万贞儿脚下一踉跄,哆哆嗦嗦推开沉重殿门。
迎面就见沂王躺倒在血泊中,心口贯穿一支羽箭。
“为何会这样?那是蜡箭头,为何会死呜呜呜”
太子朱见济瑟瑟发抖抓紧软弓,他只是如往常那般,用蜡箭头吓唬沂王,为何箭头会戳穿沂王心口。
父皇交代过,绝对不准他伤害沂王性命,他谨言慎行,哪里敢僭越。
窝囊守在门口等待闹剧结束的覃勤面色煞白,撒腿冲进书房里,呜咽跪坐在生死未明的可怜殿下身边。
暴雪忽至,紫禁城红墙琉瓦淹没于簌簌鹅毛大雪中,天地一白。
坤宁宫内,杭皇后正拥炉倦绣。
含苍术、大黄、艾叶、降真香药的避瘟丹置于香炉焚烧,烟雾弥漫于坤宁宫内。
“这几日天花横行,本宫着实忧心,你记得吩咐东宫的奴婢,日日都需燃这避瘟丹,仔细伺候太子。
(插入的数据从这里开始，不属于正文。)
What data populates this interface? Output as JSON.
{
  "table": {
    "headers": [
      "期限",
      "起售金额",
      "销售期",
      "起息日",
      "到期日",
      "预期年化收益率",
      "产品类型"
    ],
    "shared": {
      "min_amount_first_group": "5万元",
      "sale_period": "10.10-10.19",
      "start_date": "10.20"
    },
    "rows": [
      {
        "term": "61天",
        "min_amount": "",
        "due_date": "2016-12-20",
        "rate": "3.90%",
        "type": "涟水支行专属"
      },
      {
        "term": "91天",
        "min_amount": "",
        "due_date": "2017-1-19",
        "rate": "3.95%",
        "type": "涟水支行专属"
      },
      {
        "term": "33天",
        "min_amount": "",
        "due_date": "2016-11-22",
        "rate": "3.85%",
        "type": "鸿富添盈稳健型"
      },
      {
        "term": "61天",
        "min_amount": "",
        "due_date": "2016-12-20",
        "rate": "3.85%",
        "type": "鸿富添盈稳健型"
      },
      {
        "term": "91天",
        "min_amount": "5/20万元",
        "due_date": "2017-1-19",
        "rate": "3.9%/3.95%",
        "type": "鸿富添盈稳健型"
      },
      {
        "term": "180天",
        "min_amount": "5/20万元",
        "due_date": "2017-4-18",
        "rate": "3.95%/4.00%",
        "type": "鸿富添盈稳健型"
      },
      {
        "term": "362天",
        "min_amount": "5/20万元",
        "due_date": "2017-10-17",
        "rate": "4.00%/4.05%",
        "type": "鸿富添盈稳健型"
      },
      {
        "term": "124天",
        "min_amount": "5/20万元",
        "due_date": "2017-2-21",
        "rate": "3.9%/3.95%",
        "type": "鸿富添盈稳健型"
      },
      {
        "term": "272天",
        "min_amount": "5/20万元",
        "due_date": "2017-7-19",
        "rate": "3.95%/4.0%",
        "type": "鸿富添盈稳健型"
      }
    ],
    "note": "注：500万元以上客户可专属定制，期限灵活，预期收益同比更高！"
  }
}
”
正伺候皇后娘娘捶腿的嬷嬷躬身颔首:“娘娘您请放宽心,太子殿下龙血凤髓,体格强健,奴婢昨儿才看过殿下,小殿下又壮实了些。”
“小孩子经不得夸赞,他也就个头结实些。”杭皇后眉眼温柔,嘴角噙笑。
“那衣衫可曾顺利送入西内?”
“前几日就已送过去,沂王哪里见过那样华贵的蜀锦,尚服局送去衣衫的奴婢说沂王眼睛都发光,当即闹着要穿上。”
“整件衣衫都吸满脓浆,若再水洗,准保他熬不到除夕。”
“嗯,那本宫静候佳音。”
“娘娘!大事不好了!太子太子殿下在西内冷宫里射伤沂王,沂王沂王快不成了!”
东宫太监常喜连滚带爬冲进坤宁宫内。
陛下曾严令禁止太子刁难沂王,若被万岁爷知晓,东宫的奴婢定逃不开一死。
“什么!”杭皇后惊得撕破绣帕。
“快,趁陛下还未从南苑回宫,快去西内!”她必须在皇帝回宫之前,让沂王死透。
西内冷宫已乱成一团。
锋利箭矢穿透沂王心口,此时沂王奄奄一息朝覃勤招手。
覃勤趴在沂王唇边,忍泪听殿下嘱咐。
少顷,覃勤撕下衣袍一角,捧到沂王面前。
“殿下,您想写什么?”万贞儿悲戚跪坐在沂王身边。
此刻沂王面色煞白,双眼暗淡无光,甚至连抬手的力气都没有。